Sometimes you just have parts lying around and want to make something out of them. [Tymkrs] had a robot paper cutter, so naturally they made punch cards. But then, of course, they needed a punch card reader, so they made one of those too. All with stuff lying around the shop.
The Silhouette Portrait paper cutter is meant for scrapbooking, but what evokes memories of the past more than punchcards? To cut out their data, rather than cute kittens or flowers, they wrote some custom code to turn ASCII characters into rows of dots. And the cards are done — you just have to clean up the holes that didn’t completely cut. These are infamously known as hanging chads.
The reader is made up of a block of wood, with a gap for the cards and perpendicular holes drilled for LEDs and photoresistors. This is cabled to a Propeller dev board with some simple firmware. We would have used photodiodes or phototransistors, because that’s what’s in our junk box (and because they have faster reaction time), but when you’ve got lemons, make lemonade.

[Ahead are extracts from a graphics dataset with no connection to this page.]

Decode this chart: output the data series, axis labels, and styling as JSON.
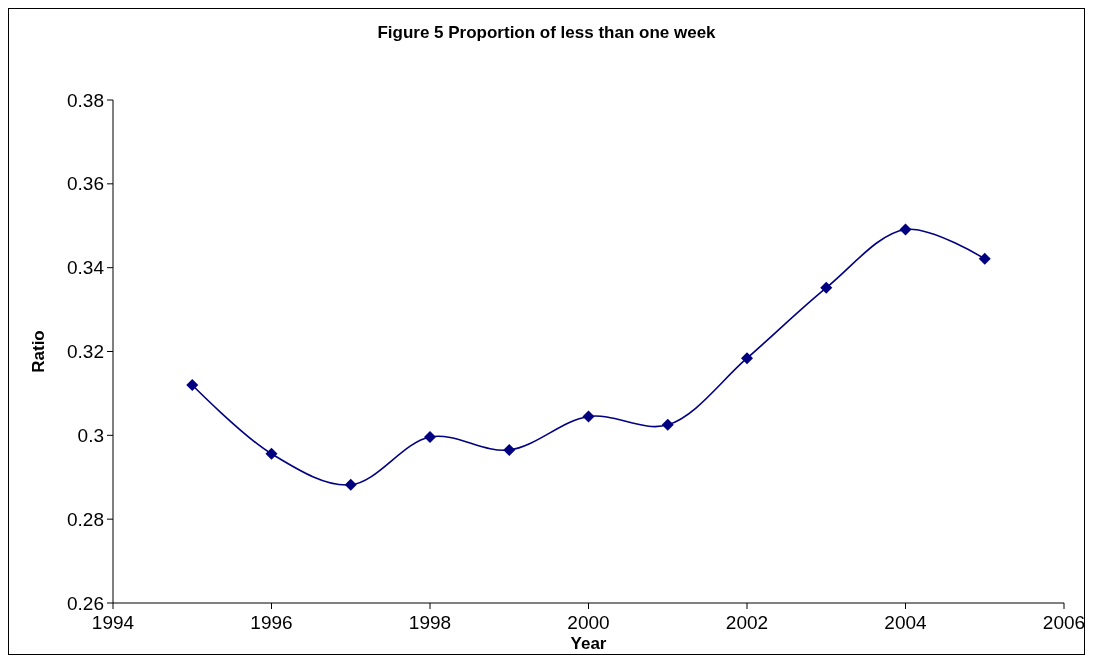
{
  "chart_data": {
    "type": "line",
    "title": "Figure 5 Proportion of less than one week",
    "xlabel": "Year",
    "ylabel": "Ratio",
    "x": [
      1995,
      1996,
      1997,
      1998,
      1999,
      2000,
      2001,
      2002,
      2003,
      2004,
      2005
    ],
    "series": [
      {
        "color": "#000080",
        "values": [
          0.312,
          0.2956,
          0.2882,
          0.2996,
          0.2965,
          0.3045,
          0.3025,
          0.3184,
          0.3352,
          0.3491,
          0.3421
        ]
      }
    ],
    "xlim": [
      1994,
      2006
    ],
    "xticks": [
      1994,
      1996,
      1998,
      2000,
      2002,
      2004,
      2006
    ],
    "ylim": [
      0.26,
      0.38
    ],
    "yticks": [
      0.26,
      0.28,
      {
        "value": 0.3,
        "label": "0.3"
      },
      0.32,
      0.34,
      0.36,
      0.38
    ],
    "grid": false,
    "marker": "diamond",
    "line_style": "solid"
  }
}
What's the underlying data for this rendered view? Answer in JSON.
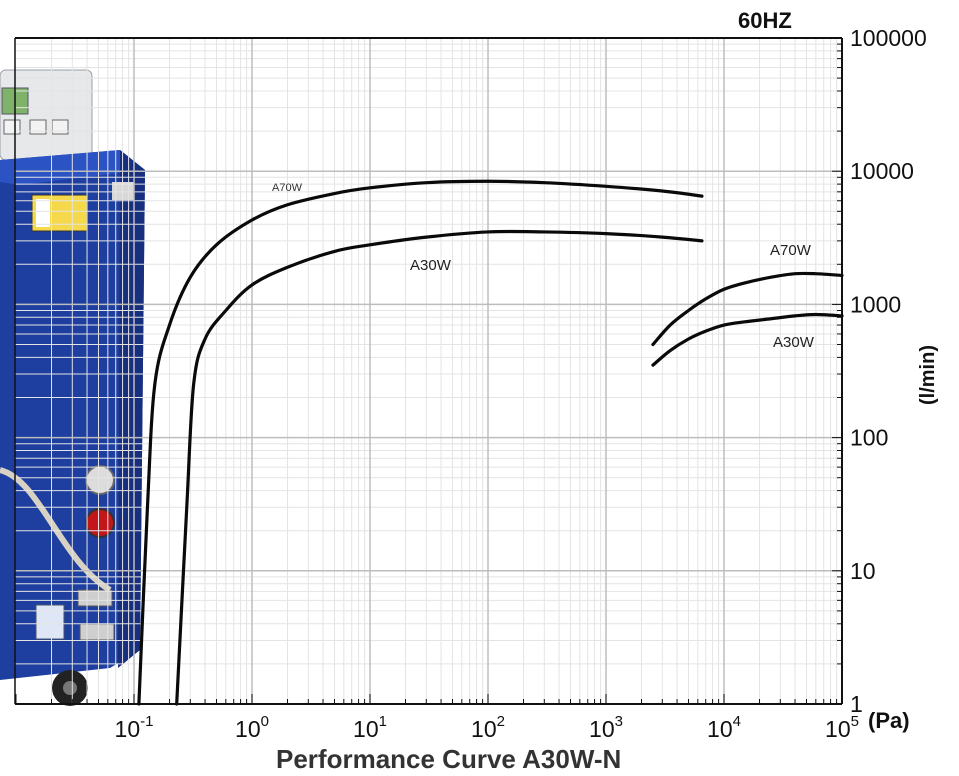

OK, now that you’ve got a punch card reader and writer, what do you do with it? Password storage comes to mind.
I had an old Intel PROM programmer from the 70s that I picked up (long story) that programmed the PROM chips from a punched paper tape. The sensor was a row of small (3mm x 3mm) solar cells with a long halogen tube opposite them. The tape fed between them. It really amazed me how fast the tape was able to run, even with such a slow sensor as a solar cell…
The other related story that I have is that when I worked at Atomic Energy of Canada up in northern Ontario during the summers as an undergrad, the campus library used old Fortran punch cards as library slips. We always would decode our slips do see what programming statement (or operand) we had been given :)
The next step would have been to use them in a RoboRally/Bingo style game e.g. first person to come up with a Fibonacci routine wins. :)
Isn’t solar cell just a big photodiode? AFAIK they ARE fast, they probably just have bigger capacitance. Low input impedance would help here.
Carla /was/ the PROM queen!
The tiny “solar cells” are PIN photodiodes (BPW34 or similar), primarily used as IR detector for TV remote control.
A good application for this would be cost-effective security cards. A card with holes in it will always be cheaper than a magnetic swipe card or a near field card, plus, this can’t be sniffed.
But much easier to copy. For low level security or novelty use it would be fine.
Could be a great exhibit at a science museum where kids can get their name “printed” on a punch card and have it read by a device on display.
That is a really cute idea! I was toying with the idea of having it for each of our hackerspace members. 5 points for coming, 100 points for cleaning something :p. Then they could redeem it at the end of the year for oriental trading erasers haha.